Gathering At the Well

Today is the official launch of Gathering At The Well! For today’s gathering, we are supposed to share what Titus 2:2-5 means in our own lives.

Titus 2:2-5 reads, “Teach the older men to be temperate, worthy of respect, self-controlled, and sound in faith, in love and in endurance.

Likewise, teach the older women to be reverent in the way they live, not to be slanderers or addicted to much wine, but to teach what is good. Then they can train the younger women to love their husbands and children, to be self-controlled and pure, to be busy at home, to be kind, and to be subject to their husbands, so that no one will malign the word of God.”

Our focus for this week is:

When you read the Scripture found in Titus 2: 2-5, how do you
see this playing out in your own life?

What are your areas of strength? Of weakness?

If you could set some sort of goal in relation to this
Scripture, what would it be?

When you read the Scripture found in Titus 2: 2-5, how do you see this playing out in your own life? I always try to point others to the Lord and usually back up my words with the scripture supporting my advice, however I’m certain I have failed as an example many times as well. I find that I fail more with people who are the closest to me (ouch!). It has been my heart’s desire for many years to be a woman who is so full of the Lord’s sweetness that His presence could be felt in my life. I want my Lord to be reflected in my actions and words. It really grieves me when I hurt someone with my words (especially if I grieve the Lord).

What are your areas of strength? Of weakness? I can honestly say that “wine” isn’t an issue in our home.
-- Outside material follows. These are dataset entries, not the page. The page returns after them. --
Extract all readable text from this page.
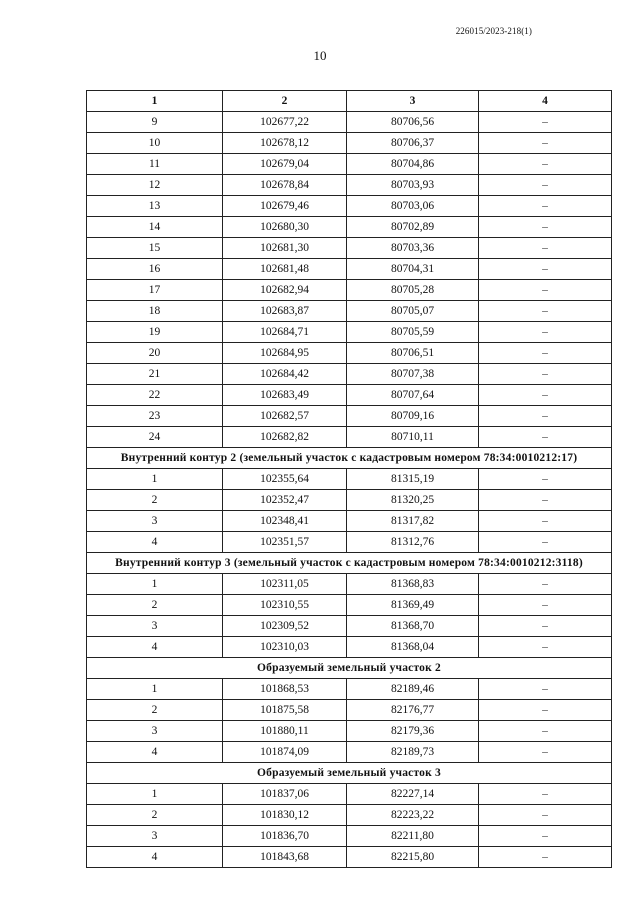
226015/2023-218(1)
10
1	2	3	4
9	102677,22	80706,56	–
10	102678,12	80706,37	–
11	102679,04	80704,86	–
12	102678,84	80703,93	–
13	102679,46	80703,06	–
14	102680,30	80702,89	–
15	102681,30	80703,36	–
16	102681,48	80704,31	–
17	102682,94	80705,28	–
18	102683,87	80705,07	–
19	102684,71	80705,59	–
20	102684,95	80706,51	–
21	102684,42	80707,38	–
22	102683,49	80707,64	–
23	102682,57	80709,16	–
24	102682,82	80710,11	–
Внутренний контур 2 (земельный участок с кадастровым номером 78:34:0010212:17)			
1	102355,64	81315,19	–
2	102352,47	81320,25	–
3	102348,41	81317,82	–
4	102351,57	81312,76	–
Внутренний контур 3 (земельный участок с кадастровым номером 78:34:0010212:3118)			
1	102311,05	81368,83	–
2	102310,55	81369,49	–
3	102309,52	81368,70	–
4	102310,03	81368,04	–
Образуемый земельный участок 2			
1	101868,53	82189,46	–
2	101875,58	82176,77	–
3	101880,11	82179,36	–
4	101874,09	82189,73	–
Образуемый земельный участок 3			
1	101837,06	82227,14	–
2	101830,12	82223,22	–
3	101836,70	82211,80	–
4	101843,68	82215,80	–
We don’t like alcohol really, so unless I cook with it — wine is rarely here. I definitely try to be kind and am probably way too merciful (if that is possible). But as I mature in age, I can definitely see my weaknesses! I could always do more around my home. I feel conviction in this area. I also want to believe that I am subject to my husband, but honestly (I am supposed to be honest here, right) — I would definitely rise up and voice my opinion if I didn’t agree with his decision. I’m sure I need work in this area (though I really do try). Even when I submit, my heart might be in rebellion (kicking and screaming inside). I guess it is all about issues of the heart isn’t it? I need to bless and to love with no strings attached.

If you could set some sort of goal in relation to this Scripture, what would it be?

  • I need to spend more quiet time with the Lord. The only way to reflect His love is to rest in it.
  • I also want to improve with my work at home. Too often I clean on the surface and let things slide. I must be more organized in this area.
  • I need to use more self-control where my words are concerned with my family. Sometimes they know exactly which buttons to push — which is NO excuse. Even if I don’t speak things out loud, my thoughts are often selfish.